И в этот самый момент я вдруг почувствовала то, чего не чувствовала никогда за все эти долгие, страшные, полные потерь годы. Я не чувствовала тяжести. Ни тяжести долга, ни тяжести вины, ни тяжести усталости. Вместо этого внутри разливалось странное, забытое тепло. Тепло продолжения рода. Тепло от осознания того, что эта земля, эта трава, эта береза, эти дети — все это часть одного большого, жестокого, но живого узора. И я в этом узоре — не лишняя нить.
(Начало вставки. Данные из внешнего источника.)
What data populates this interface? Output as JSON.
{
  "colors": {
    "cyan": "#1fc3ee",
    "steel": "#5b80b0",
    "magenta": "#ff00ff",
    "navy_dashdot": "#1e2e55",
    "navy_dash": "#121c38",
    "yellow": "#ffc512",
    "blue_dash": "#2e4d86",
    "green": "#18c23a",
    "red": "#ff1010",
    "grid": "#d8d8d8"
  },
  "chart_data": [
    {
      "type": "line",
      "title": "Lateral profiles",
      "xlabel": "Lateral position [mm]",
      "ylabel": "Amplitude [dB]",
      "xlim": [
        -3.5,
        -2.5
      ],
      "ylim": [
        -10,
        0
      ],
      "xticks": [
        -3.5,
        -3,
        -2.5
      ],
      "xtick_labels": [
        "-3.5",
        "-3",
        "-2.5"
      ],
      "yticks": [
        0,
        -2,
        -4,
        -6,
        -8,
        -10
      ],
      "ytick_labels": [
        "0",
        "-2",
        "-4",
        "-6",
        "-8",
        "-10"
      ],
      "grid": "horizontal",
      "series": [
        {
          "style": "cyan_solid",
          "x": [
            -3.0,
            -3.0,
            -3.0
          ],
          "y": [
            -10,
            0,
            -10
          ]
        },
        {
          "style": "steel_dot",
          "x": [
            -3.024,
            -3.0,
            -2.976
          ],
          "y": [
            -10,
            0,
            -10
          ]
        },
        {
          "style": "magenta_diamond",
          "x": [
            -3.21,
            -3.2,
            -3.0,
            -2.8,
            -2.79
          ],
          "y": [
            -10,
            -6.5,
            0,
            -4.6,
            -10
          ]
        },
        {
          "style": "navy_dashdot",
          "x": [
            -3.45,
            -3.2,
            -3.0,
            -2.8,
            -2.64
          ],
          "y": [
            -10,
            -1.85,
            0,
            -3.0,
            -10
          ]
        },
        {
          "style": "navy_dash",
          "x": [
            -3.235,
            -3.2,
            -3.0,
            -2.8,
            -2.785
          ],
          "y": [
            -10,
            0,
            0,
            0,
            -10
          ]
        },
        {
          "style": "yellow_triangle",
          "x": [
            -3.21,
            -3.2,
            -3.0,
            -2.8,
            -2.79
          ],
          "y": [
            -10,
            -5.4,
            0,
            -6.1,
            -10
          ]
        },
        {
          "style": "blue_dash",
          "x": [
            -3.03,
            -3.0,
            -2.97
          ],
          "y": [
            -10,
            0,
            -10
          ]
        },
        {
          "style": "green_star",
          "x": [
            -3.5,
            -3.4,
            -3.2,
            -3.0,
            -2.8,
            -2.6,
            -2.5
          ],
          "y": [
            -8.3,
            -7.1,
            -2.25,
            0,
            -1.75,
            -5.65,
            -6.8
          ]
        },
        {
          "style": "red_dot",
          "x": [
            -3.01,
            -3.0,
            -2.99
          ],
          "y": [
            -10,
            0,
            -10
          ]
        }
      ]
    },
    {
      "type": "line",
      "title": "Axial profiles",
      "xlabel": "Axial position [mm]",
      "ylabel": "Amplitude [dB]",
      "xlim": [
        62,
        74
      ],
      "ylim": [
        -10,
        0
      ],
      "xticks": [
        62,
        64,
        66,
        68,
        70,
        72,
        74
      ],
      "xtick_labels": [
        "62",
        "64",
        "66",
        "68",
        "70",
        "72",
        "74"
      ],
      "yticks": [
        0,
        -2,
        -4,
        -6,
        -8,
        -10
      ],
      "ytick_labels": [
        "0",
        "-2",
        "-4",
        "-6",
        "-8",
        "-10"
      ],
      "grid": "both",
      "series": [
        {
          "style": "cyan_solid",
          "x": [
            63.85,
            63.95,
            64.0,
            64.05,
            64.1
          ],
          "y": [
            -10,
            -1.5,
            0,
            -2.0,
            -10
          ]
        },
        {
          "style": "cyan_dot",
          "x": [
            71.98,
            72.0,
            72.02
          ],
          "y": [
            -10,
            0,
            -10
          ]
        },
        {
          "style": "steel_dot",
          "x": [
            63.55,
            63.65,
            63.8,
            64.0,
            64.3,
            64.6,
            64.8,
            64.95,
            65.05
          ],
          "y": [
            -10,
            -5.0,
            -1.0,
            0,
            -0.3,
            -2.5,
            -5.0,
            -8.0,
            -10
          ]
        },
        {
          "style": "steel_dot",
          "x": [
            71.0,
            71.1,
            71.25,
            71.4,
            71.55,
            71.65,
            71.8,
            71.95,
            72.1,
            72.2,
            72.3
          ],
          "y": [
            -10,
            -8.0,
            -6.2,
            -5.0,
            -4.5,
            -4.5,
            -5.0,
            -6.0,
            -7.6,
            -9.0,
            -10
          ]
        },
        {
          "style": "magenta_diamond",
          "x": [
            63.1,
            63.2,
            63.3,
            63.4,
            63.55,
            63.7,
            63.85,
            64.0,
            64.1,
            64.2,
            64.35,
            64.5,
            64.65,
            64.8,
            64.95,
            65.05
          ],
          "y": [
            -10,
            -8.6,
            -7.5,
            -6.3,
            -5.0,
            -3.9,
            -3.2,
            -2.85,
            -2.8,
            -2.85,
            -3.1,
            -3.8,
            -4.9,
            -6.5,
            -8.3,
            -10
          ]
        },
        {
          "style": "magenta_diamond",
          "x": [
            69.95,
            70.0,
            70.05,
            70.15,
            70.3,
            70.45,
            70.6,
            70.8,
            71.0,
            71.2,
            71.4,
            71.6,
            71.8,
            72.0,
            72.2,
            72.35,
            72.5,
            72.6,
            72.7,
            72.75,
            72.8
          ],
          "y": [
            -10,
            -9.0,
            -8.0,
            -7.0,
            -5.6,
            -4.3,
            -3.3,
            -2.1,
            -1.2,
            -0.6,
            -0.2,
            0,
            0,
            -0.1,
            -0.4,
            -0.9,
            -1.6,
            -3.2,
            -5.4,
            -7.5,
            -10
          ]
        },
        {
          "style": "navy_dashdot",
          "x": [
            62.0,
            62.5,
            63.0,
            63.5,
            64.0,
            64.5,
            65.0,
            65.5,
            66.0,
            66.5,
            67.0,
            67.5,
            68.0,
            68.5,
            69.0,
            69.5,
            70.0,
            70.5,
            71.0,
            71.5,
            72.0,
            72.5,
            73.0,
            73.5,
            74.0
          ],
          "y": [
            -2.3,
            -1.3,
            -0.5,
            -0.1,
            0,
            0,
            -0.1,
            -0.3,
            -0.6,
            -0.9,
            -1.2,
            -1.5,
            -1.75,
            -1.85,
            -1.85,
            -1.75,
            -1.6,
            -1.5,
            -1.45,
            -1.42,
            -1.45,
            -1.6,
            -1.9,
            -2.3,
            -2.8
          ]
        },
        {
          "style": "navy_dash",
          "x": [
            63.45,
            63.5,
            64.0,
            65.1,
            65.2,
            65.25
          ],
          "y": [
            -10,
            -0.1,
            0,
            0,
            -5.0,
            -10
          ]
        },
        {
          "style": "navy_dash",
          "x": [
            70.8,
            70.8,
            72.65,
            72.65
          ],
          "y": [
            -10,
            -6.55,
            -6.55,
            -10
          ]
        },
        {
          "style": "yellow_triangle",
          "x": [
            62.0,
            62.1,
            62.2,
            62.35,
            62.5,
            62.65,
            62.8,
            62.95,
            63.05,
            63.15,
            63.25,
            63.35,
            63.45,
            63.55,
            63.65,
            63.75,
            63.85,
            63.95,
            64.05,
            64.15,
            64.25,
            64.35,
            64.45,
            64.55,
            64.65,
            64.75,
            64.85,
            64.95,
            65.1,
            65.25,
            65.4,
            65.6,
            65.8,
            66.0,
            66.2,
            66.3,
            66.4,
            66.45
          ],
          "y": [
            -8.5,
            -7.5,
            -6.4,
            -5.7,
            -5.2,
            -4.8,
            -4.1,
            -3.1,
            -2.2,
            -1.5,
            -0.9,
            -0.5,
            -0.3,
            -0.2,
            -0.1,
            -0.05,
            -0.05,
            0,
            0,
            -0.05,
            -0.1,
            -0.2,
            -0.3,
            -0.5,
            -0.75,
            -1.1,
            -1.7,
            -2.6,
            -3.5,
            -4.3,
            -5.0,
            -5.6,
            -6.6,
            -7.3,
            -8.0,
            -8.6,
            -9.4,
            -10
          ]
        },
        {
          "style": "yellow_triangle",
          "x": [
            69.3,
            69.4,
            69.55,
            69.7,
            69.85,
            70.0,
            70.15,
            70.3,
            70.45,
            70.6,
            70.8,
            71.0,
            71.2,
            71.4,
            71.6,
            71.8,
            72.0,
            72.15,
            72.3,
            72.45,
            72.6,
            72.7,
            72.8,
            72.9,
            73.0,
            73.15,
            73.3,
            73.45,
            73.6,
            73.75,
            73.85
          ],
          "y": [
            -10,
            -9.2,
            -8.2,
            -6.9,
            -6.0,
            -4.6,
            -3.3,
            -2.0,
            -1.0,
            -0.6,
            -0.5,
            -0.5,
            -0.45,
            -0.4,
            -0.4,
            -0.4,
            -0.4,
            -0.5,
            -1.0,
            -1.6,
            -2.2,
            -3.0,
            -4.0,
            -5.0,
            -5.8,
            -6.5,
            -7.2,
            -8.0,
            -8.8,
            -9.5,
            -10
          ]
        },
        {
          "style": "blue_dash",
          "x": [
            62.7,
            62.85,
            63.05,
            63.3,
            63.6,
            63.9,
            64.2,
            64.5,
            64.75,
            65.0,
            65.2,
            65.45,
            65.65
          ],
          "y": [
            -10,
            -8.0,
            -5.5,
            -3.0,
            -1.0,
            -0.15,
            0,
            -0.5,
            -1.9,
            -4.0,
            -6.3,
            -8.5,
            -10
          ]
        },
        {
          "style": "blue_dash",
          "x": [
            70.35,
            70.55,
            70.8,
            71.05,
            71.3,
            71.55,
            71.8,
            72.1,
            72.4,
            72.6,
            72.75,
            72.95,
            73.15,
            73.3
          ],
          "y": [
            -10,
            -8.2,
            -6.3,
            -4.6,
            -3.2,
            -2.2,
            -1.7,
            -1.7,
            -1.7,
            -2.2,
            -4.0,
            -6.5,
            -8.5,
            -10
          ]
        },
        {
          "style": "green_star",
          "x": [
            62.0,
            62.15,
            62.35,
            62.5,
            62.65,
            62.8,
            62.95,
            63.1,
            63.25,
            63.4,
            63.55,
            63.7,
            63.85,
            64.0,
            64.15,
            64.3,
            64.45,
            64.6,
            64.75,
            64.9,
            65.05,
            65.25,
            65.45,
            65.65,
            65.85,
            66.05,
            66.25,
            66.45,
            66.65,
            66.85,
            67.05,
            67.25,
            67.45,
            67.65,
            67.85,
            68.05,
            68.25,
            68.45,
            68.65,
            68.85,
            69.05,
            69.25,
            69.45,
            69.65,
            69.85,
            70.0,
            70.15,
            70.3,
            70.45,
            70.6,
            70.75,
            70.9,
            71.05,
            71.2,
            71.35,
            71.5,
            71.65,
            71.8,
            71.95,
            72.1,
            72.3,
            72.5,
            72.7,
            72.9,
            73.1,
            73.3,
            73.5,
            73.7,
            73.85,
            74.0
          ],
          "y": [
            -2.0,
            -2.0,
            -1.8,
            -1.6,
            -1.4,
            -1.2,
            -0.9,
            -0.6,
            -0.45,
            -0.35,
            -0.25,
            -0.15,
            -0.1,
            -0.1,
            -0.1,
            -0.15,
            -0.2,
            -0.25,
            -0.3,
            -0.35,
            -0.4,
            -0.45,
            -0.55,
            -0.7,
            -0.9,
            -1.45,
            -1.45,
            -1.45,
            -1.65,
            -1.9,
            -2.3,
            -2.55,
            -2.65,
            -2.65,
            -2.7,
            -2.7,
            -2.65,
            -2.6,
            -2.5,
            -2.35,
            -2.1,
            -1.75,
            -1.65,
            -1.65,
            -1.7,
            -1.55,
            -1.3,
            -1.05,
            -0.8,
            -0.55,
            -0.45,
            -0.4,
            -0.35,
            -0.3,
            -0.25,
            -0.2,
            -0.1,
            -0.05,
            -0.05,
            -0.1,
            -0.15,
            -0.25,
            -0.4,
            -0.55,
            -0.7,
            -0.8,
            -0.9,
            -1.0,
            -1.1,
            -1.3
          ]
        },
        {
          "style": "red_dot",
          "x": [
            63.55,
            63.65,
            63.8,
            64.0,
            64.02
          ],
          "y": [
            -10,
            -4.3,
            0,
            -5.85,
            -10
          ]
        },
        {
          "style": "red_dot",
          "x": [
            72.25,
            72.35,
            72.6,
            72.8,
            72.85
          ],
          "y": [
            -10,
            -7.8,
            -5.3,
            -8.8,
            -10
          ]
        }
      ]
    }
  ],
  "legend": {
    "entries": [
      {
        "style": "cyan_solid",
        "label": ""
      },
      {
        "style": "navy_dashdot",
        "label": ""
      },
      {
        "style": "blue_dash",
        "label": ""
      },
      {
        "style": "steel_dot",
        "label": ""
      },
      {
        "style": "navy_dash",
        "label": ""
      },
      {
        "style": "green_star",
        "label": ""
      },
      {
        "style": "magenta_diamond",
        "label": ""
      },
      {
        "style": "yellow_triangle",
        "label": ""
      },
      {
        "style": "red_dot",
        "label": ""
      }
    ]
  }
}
Я — основа.

Судьба била нас, ломала, испытывала на излом. Но мы выстояли. Не потому что были сильными. А потому что мы есть друг у друга.

Я опустила Илью обратно в люльку, поправила ситцевый полог от солнца и, взяв кувшин с квасом, пошла по прокосу к дочери. Анна остановилась, вытерла пот со лба и, увидев меня, улыбнулась — устало, но открыто. Я налила ей полную кружку холодного, терпкого кваса и сказала то, что никогда не говорила раньше:

— Хорошо идешь, дочка. Ровно.

И она, приняв кружку, ответила просто:

— Это потому, мама, что я наконец-то иду домой.